6:46pm – massive bug flies into my dress, down my cleavage, like right down, and keeps going, spill my beer on my lap
7:15pm – finish burger, not another living soul in the place (how do I keep doing this), leave
7:20pm – wander towards the main stage, hear a loud bang behind me, turn my head quickly, get vertigo, fall, like a nana at a disco attempting the worm.
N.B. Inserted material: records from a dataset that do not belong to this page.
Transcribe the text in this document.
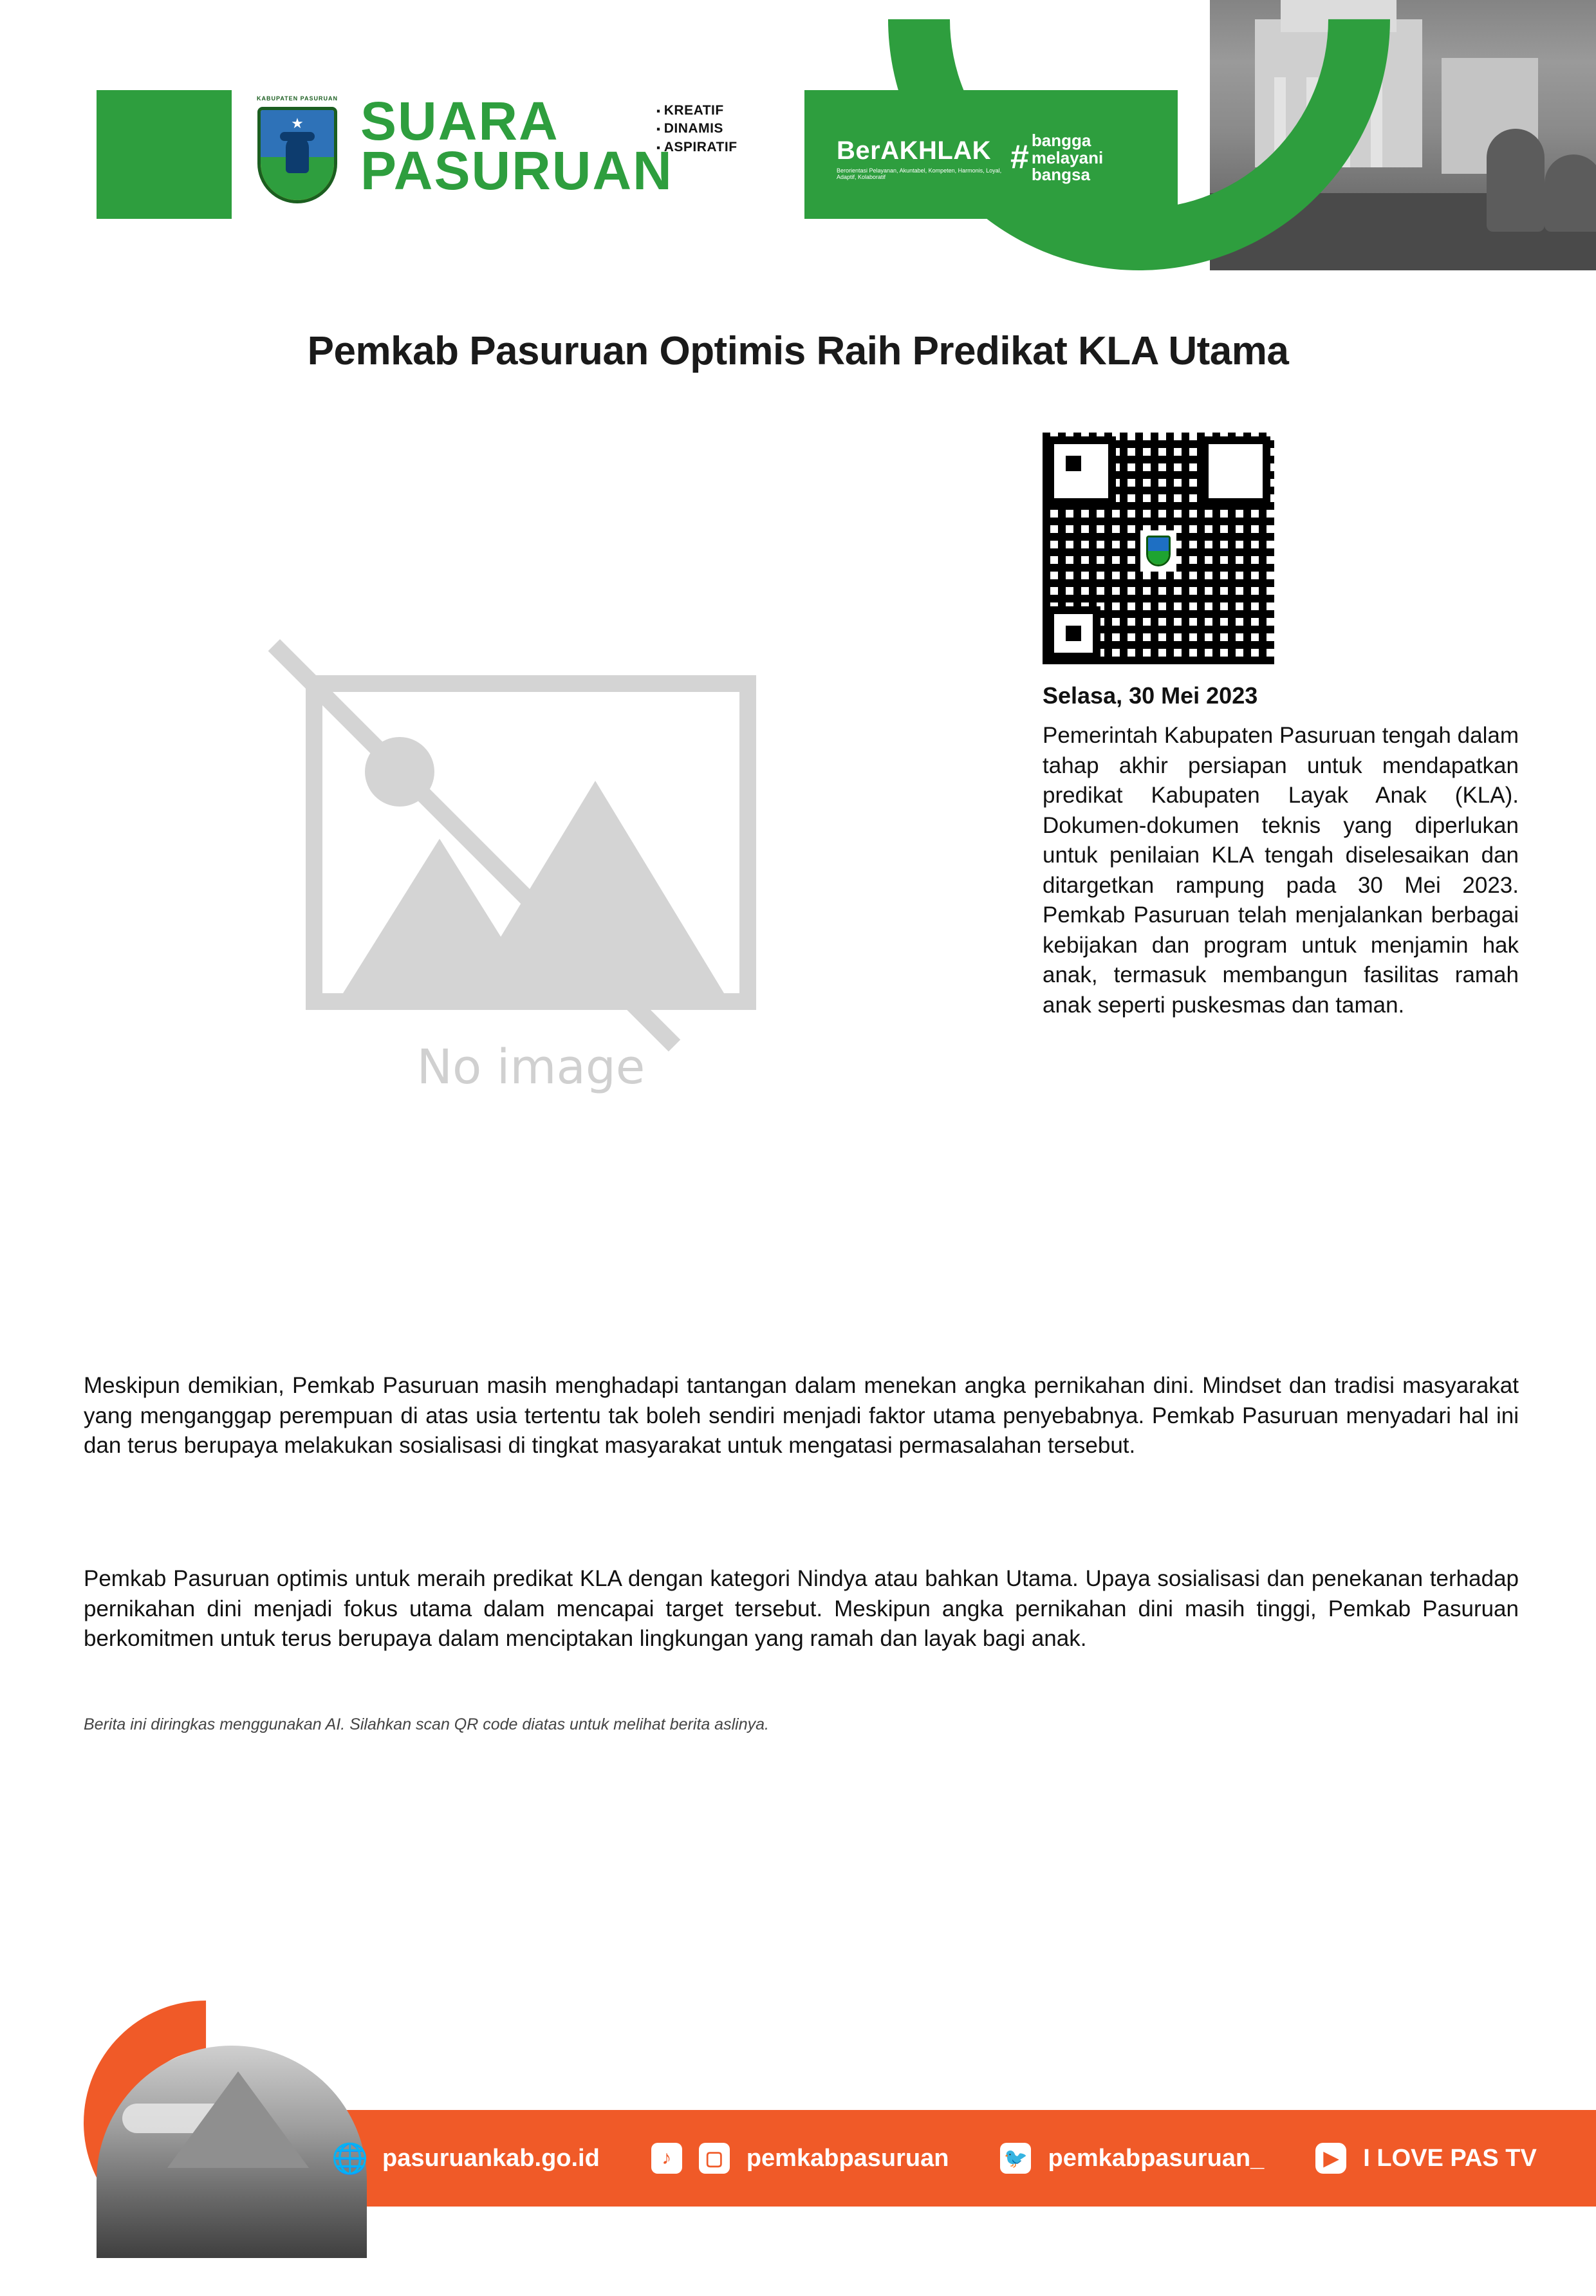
KABUPATEN PASURUAN
★ SUARA
PASURUAN
▪ KREATIF
▪ DINAMIS
▪ ASPIRATIF	BerAKHLAK
Berorientasi Pelayanan, Akuntabel, Kompeten, Harmonis, Loyal, Adaptif, Kolaboratif
# bangga
melayani
bangsa
Pemkab Pasuruan Optimis Raih Predikat KLA Utama
No image
Selasa, 30 Mei 2023
Pemerintah Kabupaten Pasuruan tengah dalam tahap akhir persiapan untuk mendapatkan predikat Kabupaten Layak Anak (KLA). Dokumen-dokumen teknis yang diperlukan untuk penilaian KLA tengah diselesaikan dan ditargetkan rampung pada 30 Mei 2023. Pemkab Pasuruan telah menjalankan berbagai kebijakan dan program untuk menjamin hak anak, termasuk membangun fasilitas ramah anak seperti puskesmas dan taman.
Meskipun demikian, Pemkab Pasuruan masih menghadapi tantangan dalam menekan angka pernikahan dini. Mindset dan tradisi masyarakat yang menganggap perempuan di atas usia tertentu tak boleh sendiri menjadi faktor utama penyebabnya. Pemkab Pasuruan menyadari hal ini dan terus berupaya melakukan sosialisasi di tingkat masyarakat untuk mengatasi permasalahan tersebut.
Pemkab Pasuruan optimis untuk meraih predikat KLA dengan kategori Nindya atau bahkan Utama. Upaya sosialisasi dan penekanan terhadap pernikahan dini menjadi fokus utama dalam mencapai target tersebut. Meskipun angka pernikahan dini masih tinggi, Pemkab Pasuruan berkomitmen untuk terus berupaya dalam menciptakan lingkungan yang ramah dan layak bagi anak.
Berita ini diringkas menggunakan AI. Silahkan scan QR code diatas untuk melihat berita aslinya.
🌐 pasuruankab.go.id	♪	▢ pemkabpasuruan	🐦 pemkabpasuruan_	▶	I LOVE PAS TV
People crowd around me, look into my eyes, think I’m the town drunk, walk away mumbling, shaking their heads
7:45pm – find two Irish guys playing a blend of Irish jig/Thai ballads to songs such as “All About That Bass”, “Little Lion Man” and the theme from Game of Thrones
8:00pm – one of the Thai barmen feels so bad for me that I’m sitting alone he just sits with me, asks my name, says his, sits for five minutes, then goes
8:15pm – Thai barman returns, asks my name, tells me his, sits for five minutes, leaves
8:30pm – Thai barman returns…you get the idea
8:45pm – wander back to my fisherman’s hut to find a party going on down the street at a French Café, three doors down, figure, why not, go to party
9:15pm – try to make conversation with French people at party, am completely ignored
9:30pm – still try to make conversation with different French people, still ignored, sacré bleu!
9:45pm – leave party and go home
11:00pm – after sitting on the deck for a while listening to the cacophony of music from all the bands decide to call it a night
2:30am – have not slept, French party has turned into rave, bed is vibrating
4:30am – have not slept, French party is still raving
4:45am – party finally ends. Sleep
Festival Night Three
I made curried rice and veggies, ate it, watched The Crown. One cannot back it up three nights in a row. One has changed.